À la fin du XIIe siècle, les crochets prennent souvent, dans les chapiteaux, la place importante: ils soutiennent les angles du tailloir; ils font saillie sur la partie moyenne de la corbeille; ils se divisent en folioles, découpées, se contournent et s'enroulent comme le fait un bourgeon commençant à se développer. Il est évident qu'alors les sculpteurs ont abandonné les dernières traditions de la sculpture antique, et qu'ils s'inspirent des végétaux, dont ils observent avec un soin minutieux les développements, les allures, la physionomie, sans toutefois s'astreindre à une imitation servile.
Nous donnons (3) plusieurs de ces crochets en bourgeons déjà développés, de la fin du XIIe siècle: celui A provient de la sacristie de l'église de Vézelay; celui B, du choeur de la même église; celui C, de la porte de l'église de Montréale (Yonne); celui D, du choeur de l'église d'Eu, et celui E, du choeur de la cathédrale de Soissons.
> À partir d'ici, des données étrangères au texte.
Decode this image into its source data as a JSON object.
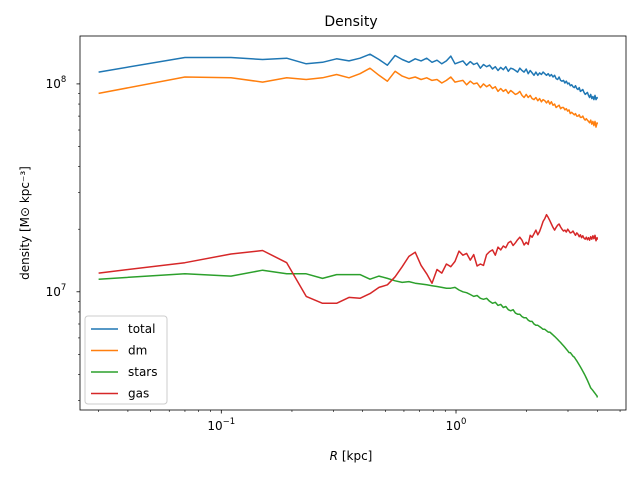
{
  "chart_data": {
    "type": "line",
    "title": "Density",
    "xlabel_italic": "R",
    "xlabel_rest": " [kpc]",
    "ylabel": "density [M⊙ kpc⁻³]",
    "xscale": "log",
    "yscale": "log",
    "xlim": [
      0.025,
      5.3
    ],
    "ylim": [
      2700000,
      170000000
    ],
    "grid": false,
    "legend_position": "lower-left",
    "x_ticks": [
      {
        "base": "10",
        "exp": "−1",
        "value": 0.1
      },
      {
        "base": "10",
        "exp": "0",
        "value": 1.0
      }
    ],
    "y_ticks": [
      {
        "base": "10",
        "exp": "7",
        "value": 10000000
      },
      {
        "base": "10",
        "exp": "8",
        "value": 100000000
      }
    ],
    "series": [
      {
        "name": "total",
        "color": "#1f77b4",
        "x": [
          0.03,
          0.07,
          0.11,
          0.15,
          0.19,
          0.23,
          0.27,
          0.31,
          0.35,
          0.39,
          0.43,
          0.47,
          0.51,
          0.55,
          0.59,
          0.63,
          0.67,
          0.71,
          0.75,
          0.79,
          0.83,
          0.87,
          0.91,
          0.95,
          0.99,
          1.03,
          1.07,
          1.11,
          1.15,
          1.19,
          1.23,
          1.27,
          1.31,
          1.35,
          1.39,
          1.43,
          1.47,
          1.51,
          1.55,
          1.59,
          1.63,
          1.67,
          1.71,
          1.75,
          1.79,
          1.83,
          1.87,
          1.91,
          1.95,
          1.99,
          2.03,
          2.07,
          2.11,
          2.15,
          2.19,
          2.23,
          2.27,
          2.31,
          2.35,
          2.39,
          2.43,
          2.47,
          2.51,
          2.55,
          2.59,
          2.63,
          2.67,
          2.71,
          2.75,
          2.79,
          2.83,
          2.87,
          2.91,
          2.95,
          2.99,
          3.03,
          3.07,
          3.11,
          3.15,
          3.19,
          3.23,
          3.27,
          3.31,
          3.35,
          3.39,
          3.43,
          3.47,
          3.51,
          3.55,
          3.59,
          3.63,
          3.67,
          3.71,
          3.75,
          3.79,
          3.83,
          3.87,
          3.91,
          3.95,
          3.99,
          4.0
        ],
        "y": [
          114000000,
          134000000,
          134000000,
          131000000,
          133000000,
          125000000,
          127000000,
          132000000,
          129000000,
          133000000,
          139000000,
          131000000,
          123000000,
          137000000,
          131000000,
          127000000,
          132000000,
          129000000,
          133000000,
          127000000,
          130000000,
          125000000,
          129000000,
          136000000,
          125000000,
          127000000,
          129000000,
          123000000,
          128000000,
          124000000,
          126000000,
          119000000,
          124000000,
          121000000,
          123000000,
          118000000,
          121000000,
          116000000,
          120000000,
          117000000,
          121000000,
          115000000,
          119000000,
          118000000,
          116000000,
          114000000,
          119000000,
          116000000,
          114000000,
          118000000,
          112000000,
          116000000,
          113000000,
          110000000,
          114000000,
          110000000,
          113000000,
          111000000,
          114000000,
          112000000,
          110000000,
          112000000,
          109000000,
          111000000,
          108000000,
          110000000,
          106000000,
          105000000,
          108000000,
          104000000,
          103000000,
          104000000,
          101000000,
          103000000,
          100000000,
          101000000,
          98000000,
          99000000,
          97000000,
          96000000,
          98000000,
          95000000,
          94000000,
          96000000,
          92000000,
          93000000,
          94000000,
          91000000,
          89000000,
          90000000,
          91000000,
          88000000,
          86000000,
          89000000,
          85000000,
          87000000,
          84000000,
          88000000,
          84000000,
          86000000,
          85000000
        ]
      },
      {
        "name": "dm",
        "color": "#ff7f0e",
        "x": [
          0.03,
          0.07,
          0.11,
          0.15,
          0.19,
          0.23,
          0.27,
          0.31,
          0.35,
          0.39,
          0.43,
          0.47,
          0.51,
          0.55,
          0.59,
          0.63,
          0.67,
          0.71,
          0.75,
          0.79,
          0.83,
          0.87,
          0.91,
          0.95,
          0.99,
          1.03,
          1.07,
          1.11,
          1.15,
          1.19,
          1.23,
          1.27,
          1.31,
          1.35,
          1.39,
          1.43,
          1.47,
          1.51,
          1.55,
          1.59,
          1.63,
          1.67,
          1.71,
          1.75,
          1.79,
          1.83,
          1.87,
          1.91,
          1.95,
          1.99,
          2.03,
          2.07,
          2.11,
          2.15,
          2.19,
          2.23,
          2.27,
          2.31,
          2.35,
          2.39,
          2.43,
          2.47,
          2.51,
          2.55,
          2.59,
          2.63,
          2.67,
          2.71,
          2.75,
          2.79,
          2.83,
          2.87,
          2.91,
          2.95,
          2.99,
          3.03,
          3.07,
          3.11,
          3.15,
          3.19,
          3.23,
          3.27,
          3.31,
          3.35,
          3.39,
          3.43,
          3.47,
          3.51,
          3.55,
          3.59,
          3.63,
          3.67,
          3.71,
          3.75,
          3.79,
          3.83,
          3.87,
          3.91,
          3.95,
          3.99,
          4.0
        ],
        "y": [
          90000000,
          108000000,
          107000000,
          102000000,
          107000000,
          105000000,
          107000000,
          111000000,
          107000000,
          112000000,
          119000000,
          110000000,
          103000000,
          115000000,
          109000000,
          106000000,
          108000000,
          105000000,
          107000000,
          104000000,
          105000000,
          101000000,
          104000000,
          108000000,
          102000000,
          103000000,
          104000000,
          99000000,
          103000000,
          100000000,
          101000000,
          96000000,
          100000000,
          97000000,
          99000000,
          95000000,
          97000000,
          92000000,
          95000000,
          92000000,
          94000000,
          90000000,
          93000000,
          91000000,
          89000000,
          90000000,
          92000000,
          88000000,
          86000000,
          89000000,
          86000000,
          88000000,
          85000000,
          84000000,
          86000000,
          83000000,
          85000000,
          82000000,
          84000000,
          83000000,
          81000000,
          83000000,
          80000000,
          82000000,
          79000000,
          80000000,
          77000000,
          78000000,
          79000000,
          76000000,
          77000000,
          77000000,
          75000000,
          76000000,
          74000000,
          75000000,
          72000000,
          73000000,
          72000000,
          71000000,
          72000000,
          70000000,
          70000000,
          71000000,
          69000000,
          69000000,
          70000000,
          68000000,
          67000000,
          68000000,
          67000000,
          66000000,
          65000000,
          67000000,
          64000000,
          66000000,
          63000000,
          66000000,
          62000000,
          65000000,
          64000000
        ]
      },
      {
        "name": "stars",
        "color": "#2ca02c",
        "x": [
          0.03,
          0.07,
          0.11,
          0.15,
          0.19,
          0.23,
          0.27,
          0.31,
          0.35,
          0.39,
          0.43,
          0.47,
          0.51,
          0.55,
          0.59,
          0.63,
          0.67,
          0.71,
          0.75,
          0.79,
          0.83,
          0.87,
          0.91,
          0.95,
          0.99,
          1.03,
          1.07,
          1.11,
          1.15,
          1.19,
          1.23,
          1.27,
          1.31,
          1.35,
          1.39,
          1.43,
          1.47,
          1.51,
          1.55,
          1.59,
          1.63,
          1.67,
          1.71,
          1.75,
          1.79,
          1.83,
          1.87,
          1.91,
          1.95,
          1.99,
          2.03,
          2.07,
          2.11,
          2.15,
          2.19,
          2.23,
          2.27,
          2.31,
          2.35,
          2.39,
          2.43,
          2.47,
          2.51,
          2.55,
          2.59,
          2.63,
          2.67,
          2.71,
          2.75,
          2.79,
          2.83,
          2.87,
          2.91,
          2.95,
          2.99,
          3.03,
          3.07,
          3.11,
          3.15,
          3.19,
          3.23,
          3.27,
          3.31,
          3.35,
          3.39,
          3.43,
          3.47,
          3.51,
          3.55,
          3.59,
          3.63,
          3.67,
          3.71,
          3.75,
          3.79,
          3.83,
          3.87,
          3.91,
          3.95,
          3.99,
          4.0
        ],
        "y": [
          11500000,
          12200000,
          11900000,
          12700000,
          12200000,
          12200000,
          11600000,
          12100000,
          12100000,
          12100000,
          11500000,
          11900000,
          11600000,
          11300000,
          11100000,
          11200000,
          11000000,
          10900000,
          10800000,
          10700000,
          10600000,
          10500000,
          10400000,
          10400000,
          10500000,
          10200000,
          10000000,
          9900000,
          9700000,
          9500000,
          9600000,
          9300000,
          9200000,
          9300000,
          9000000,
          8800000,
          8900000,
          8600000,
          8700000,
          8400000,
          8500000,
          8200000,
          8100000,
          8200000,
          7900000,
          7800000,
          7800000,
          7600000,
          7500000,
          7500000,
          7300000,
          7200000,
          7200000,
          7000000,
          6900000,
          6900000,
          6800000,
          6700000,
          6600000,
          6600000,
          6500000,
          6400000,
          6400000,
          6300000,
          6200000,
          6100000,
          6000000,
          5900000,
          5800000,
          5700000,
          5600000,
          5500000,
          5400000,
          5300000,
          5200000,
          5100000,
          5100000,
          5000000,
          4900000,
          4850000,
          4750000,
          4650000,
          4550000,
          4450000,
          4350000,
          4250000,
          4150000,
          4050000,
          3950000,
          3850000,
          3750000,
          3650000,
          3550000,
          3450000,
          3400000,
          3350000,
          3300000,
          3250000,
          3200000,
          3150000,
          3100000
        ]
      },
      {
        "name": "gas",
        "color": "#d62728",
        "x": [
          0.03,
          0.07,
          0.11,
          0.15,
          0.19,
          0.23,
          0.27,
          0.31,
          0.35,
          0.39,
          0.43,
          0.47,
          0.51,
          0.55,
          0.59,
          0.63,
          0.67,
          0.71,
          0.75,
          0.79,
          0.83,
          0.87,
          0.91,
          0.95,
          0.99,
          1.03,
          1.07,
          1.11,
          1.15,
          1.19,
          1.23,
          1.27,
          1.31,
          1.35,
          1.39,
          1.43,
          1.47,
          1.51,
          1.55,
          1.59,
          1.63,
          1.67,
          1.71,
          1.75,
          1.79,
          1.83,
          1.87,
          1.91,
          1.95,
          1.99,
          2.03,
          2.07,
          2.11,
          2.15,
          2.19,
          2.23,
          2.27,
          2.31,
          2.35,
          2.39,
          2.43,
          2.47,
          2.51,
          2.55,
          2.59,
          2.63,
          2.67,
          2.71,
          2.75,
          2.79,
          2.83,
          2.87,
          2.91,
          2.95,
          2.99,
          3.03,
          3.07,
          3.11,
          3.15,
          3.19,
          3.23,
          3.27,
          3.31,
          3.35,
          3.39,
          3.43,
          3.47,
          3.51,
          3.55,
          3.59,
          3.63,
          3.67,
          3.71,
          3.75,
          3.79,
          3.83,
          3.87,
          3.91,
          3.95,
          3.99,
          4.0
        ],
        "y": [
          12300000,
          13800000,
          15200000,
          15800000,
          13800000,
          9500000,
          8800000,
          8800000,
          9400000,
          9300000,
          9800000,
          10500000,
          10800000,
          11800000,
          13200000,
          14800000,
          15500000,
          13400000,
          12200000,
          11000000,
          12800000,
          12300000,
          13600000,
          13200000,
          14000000,
          15700000,
          15000000,
          15300000,
          14200000,
          15100000,
          13300000,
          13600000,
          13400000,
          15100000,
          15600000,
          15900000,
          15000000,
          16400000,
          15900000,
          16600000,
          16300000,
          17200000,
          17500000,
          16700000,
          17200000,
          17800000,
          18300000,
          17700000,
          16800000,
          17300000,
          16900000,
          18700000,
          18300000,
          19000000,
          19800000,
          18800000,
          19500000,
          20600000,
          21800000,
          22500000,
          23500000,
          22800000,
          22000000,
          21200000,
          20400000,
          19800000,
          20400000,
          20900000,
          21200000,
          20500000,
          20000000,
          19600000,
          19800000,
          19400000,
          20000000,
          19600000,
          19200000,
          19300000,
          19600000,
          19100000,
          18700000,
          19200000,
          18900000,
          18400000,
          18800000,
          18200000,
          18600000,
          18100000,
          17900000,
          18300000,
          17800000,
          18200000,
          17700000,
          18400000,
          17900000,
          18600000,
          18000000,
          18700000,
          17600000,
          18200000,
          17800000
        ]
      }
    ]
  }
}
Tous ces crochets tiennent à des chapiteaux, et c'est à dater de cette époque que cet ornement se retrouve, presque sans exception, autour de leurs corbeilles. Quand les piles sont composées de faisceaux de colonnes laissant entre elles un intervalle de quelques centimètres, souvent une tête de crochet est placée entre les chapiteaux et possède deux tiges: c'est un moyen adroit d'éviter des pénétrations désagréables et de ne pas interrompre la zone de sculptures que présentent ces chapiteaux.
Voici (3 bis) un exemple de ces crochets à doubles tiges qui provient des piles de l'église d'Eu (voy. CHAPITEAU). C'est à l'origine de son développement que le crochet présente une plus grande variété dans la composition des têtes et la décoration des tiges. On voit souvent, dans des édifices qui datent de la fin du XIIe siècle et du commencement du XIIIe, des crochets terminés, soit dans les chapiteaux, soit dans les archivoltes, par des têtes humaines; leurs tiges sont accompagnées de feuilles ou d'animaux. Le porche de l'église de Notre-Dame-de-la-Coulture au Mans est couvert par une archivolte qui présente une belle collection de ces sortes de crochets (4). Il arrive même qu'un animal remplace parfois cet ornement, en conservant sa silhouette caractéristique (5). Aussi voit-on alors des crochets dont les têtes reproduisent la forme d'une fleur (6).
Vers 1220, le crochet ne présente plus qu'un bouquet de feuilles développées, mais toujours roulées sur elles-mêmes; l'imitation de la nature est plus exacte, la masse des têtes est moins arrondie et s'agrandit aux dépens de la tige. Les archivoltes des grandes baies des tours de la cathédrale de Paris présentent peut-être les plus beaux exemples de ce genre de décoration sculptée (7 et 7 bis).